Separately, a Goldman Sachs analyst said that the next round of initial jobless claims, a measure of Americans filing new unemployment claims, could soar to 2.25 million due to the COVID-19 hit to the economy, which would be over 700 percent higher than the most recent figure.

The Department of Labor said in a release that last week’s jobless claims came in at a seasonally adjusted 281,000, which represents a 30-month high, noting that the spike in claims is “clearly attributable to impacts from the COVID-19 virus.”

Goldman Sachs economist David Choi wrote in a note on Thursday that this week’s newly filed unemployment claims, which will be officially published on March 26, could be as much as 700.7 percent higher than last week’s.

His prediction ranged from one million weekly jobless claims at the low end, to over two million at the high end.

“Anecdotes from a wide range of sectors also suggest an unprecedented decline in revenues across many industries.

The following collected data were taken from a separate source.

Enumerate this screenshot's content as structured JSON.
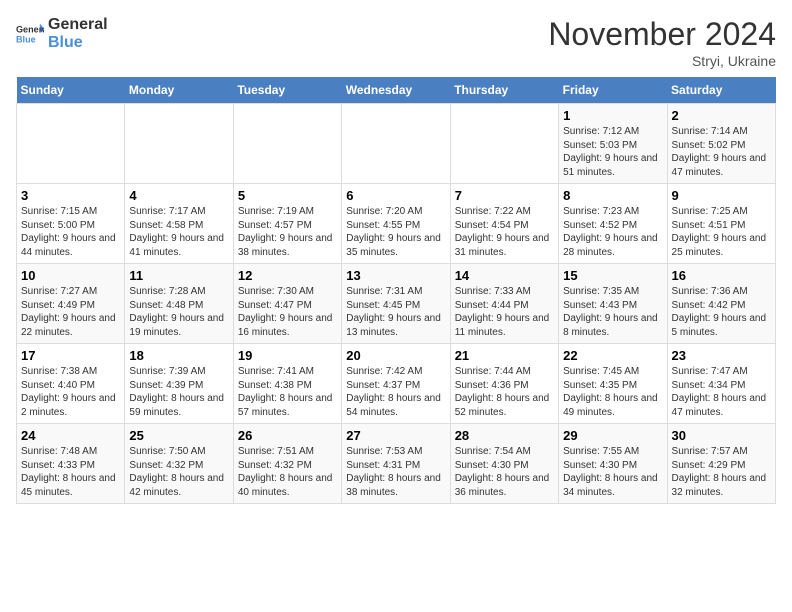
{
  "header": {
    "logo_general": "General",
    "logo_blue": "Blue",
    "title": "November 2024",
    "location": "Stryi, Ukraine"
  },
  "days_of_week": [
    "Sunday",
    "Monday",
    "Tuesday",
    "Wednesday",
    "Thursday",
    "Friday",
    "Saturday"
  ],
  "weeks": [
    [
      {
        "day": "",
        "info": ""
      },
      {
        "day": "",
        "info": ""
      },
      {
        "day": "",
        "info": ""
      },
      {
        "day": "",
        "info": ""
      },
      {
        "day": "",
        "info": ""
      },
      {
        "day": "1",
        "info": "Sunrise: 7:12 AM\nSunset: 5:03 PM\nDaylight: 9 hours and 51 minutes."
      },
      {
        "day": "2",
        "info": "Sunrise: 7:14 AM\nSunset: 5:02 PM\nDaylight: 9 hours and 47 minutes."
      }
    ],
    [
      {
        "day": "3",
        "info": "Sunrise: 7:15 AM\nSunset: 5:00 PM\nDaylight: 9 hours and 44 minutes."
      },
      {
        "day": "4",
        "info": "Sunrise: 7:17 AM\nSunset: 4:58 PM\nDaylight: 9 hours and 41 minutes."
      },
      {
        "day": "5",
        "info": "Sunrise: 7:19 AM\nSunset: 4:57 PM\nDaylight: 9 hours and 38 minutes."
      },
      {
        "day": "6",
        "info": "Sunrise: 7:20 AM\nSunset: 4:55 PM\nDaylight: 9 hours and 35 minutes."
      },
      {
        "day": "7",
        "info": "Sunrise: 7:22 AM\nSunset: 4:54 PM\nDaylight: 9 hours and 31 minutes."
      },
      {
        "day": "8",
        "info": "Sunrise: 7:23 AM\nSunset: 4:52 PM\nDaylight: 9 hours and 28 minutes."
      },
      {
        "day": "9",
        "info": "Sunrise: 7:25 AM\nSunset: 4:51 PM\nDaylight: 9 hours and 25 minutes."
      }
    ],
    [
      {
        "day": "10",
        "info": "Sunrise: 7:27 AM\nSunset: 4:49 PM\nDaylight: 9 hours and 22 minutes."
      },
      {
        "day": "11",
        "info": "Sunrise: 7:28 AM\nSunset: 4:48 PM\nDaylight: 9 hours and 19 minutes."
      },
      {
        "day": "12",
        "info": "Sunrise: 7:30 AM\nSunset: 4:47 PM\nDaylight: 9 hours and 16 minutes."
      },
      {
        "day": "13",
        "info": "Sunrise: 7:31 AM\nSunset: 4:45 PM\nDaylight: 9 hours and 13 minutes."
      },
      {
        "day": "14",
        "info": "Sunrise: 7:33 AM\nSunset: 4:44 PM\nDaylight: 9 hours and 11 minutes."
      },
      {
        "day": "15",
        "info": "Sunrise: 7:35 AM\nSunset: 4:43 PM\nDaylight: 9 hours and 8 minutes."
      },
      {
        "day": "16",
        "info": "Sunrise: 7:36 AM\nSunset: 4:42 PM\nDaylight: 9 hours and 5 minutes."
      }
    ],
    [
      {
        "day": "17",
        "info": "Sunrise: 7:38 AM\nSunset: 4:40 PM\nDaylight: 9 hours and 2 minutes."
      },
      {
        "day": "18",
        "info": "Sunrise: 7:39 AM\nSunset: 4:39 PM\nDaylight: 8 hours and 59 minutes."
      },
      {
        "day": "19",
        "info": "Sunrise: 7:41 AM\nSunset: 4:38 PM\nDaylight: 8 hours and 57 minutes."
      },
      {
        "day": "20",
        "info": "Sunrise: 7:42 AM\nSunset: 4:37 PM\nDaylight: 8 hours and 54 minutes."
      },
      {
        "day": "21",
        "info": "Sunrise: 7:44 AM\nSunset: 4:36 PM\nDaylight: 8 hours and 52 minutes."
      },
      {
        "day": "22",
        "info": "Sunrise: 7:45 AM\nSunset: 4:35 PM\nDaylight: 8 hours and 49 minutes."
      },
      {
        "day": "23",
        "info": "Sunrise: 7:47 AM\nSunset: 4:34 PM\nDaylight: 8 hours and 47 minutes."
      }
    ],
    [
      {
        "day": "24",
        "info": "Sunrise: 7:48 AM\nSunset: 4:33 PM\nDaylight: 8 hours and 45 minutes."
      },
      {
        "day": "25",
        "info": "Sunrise: 7:50 AM\nSunset: 4:32 PM\nDaylight: 8 hours and 42 minutes."
      },
      {
        "day": "26",
        "info": "Sunrise: 7:51 AM\nSunset: 4:32 PM\nDaylight: 8 hours and 40 minutes."
      },
      {
        "day": "27",
        "info": "Sunrise: 7:53 AM\nSunset: 4:31 PM\nDaylight: 8 hours and 38 minutes."
      },
      {
        "day": "28",
        "info": "Sunrise: 7:54 AM\nSunset: 4:30 PM\nDaylight: 8 hours and 36 minutes."
      },
      {
        "day": "29",
        "info": "Sunrise: 7:55 AM\nSunset: 4:30 PM\nDaylight: 8 hours and 34 minutes."
      },
      {
        "day": "30",
        "info": "Sunrise: 7:57 AM\nSunset: 4:29 PM\nDaylight: 8 hours and 32 minutes."
      }
    ]
  ]
}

Consumer spending on sports and entertainment, hotels, restaurants, and public transportation in particular have already dropped dramatically,” Choi wrote, according to Newsweek.

He issued his predictions based on preliminary jobless claims filings in 30 states, Bloomberg said, and on anecdotal evidence.

“State-level anecdotes point to an unprecedented surge in layoffs this week,” Choi wrote in the note. “These anecdotes suggest that the next jobless claims report covering the week of March 15-21 will show that initial claims rose to roughly 2.25 million, the largest increase in initial jobless claims and the highest level on record.”

Members of Trump’s economic team were convening Friday on Capitol Hill to launch negotiations with Senate Republicans and Democrats racing to draft a $1 trillion-plus economic rescue package amid the outbreak.

“We hope to see the Congress act on that early next week,” Vice President Mike Pence said during an afternoon press conference.

The rescue package is the biggest effort yet to shore up households and the U.S. economy as the pandemic and its nationwide shutdown fan the flames of recession.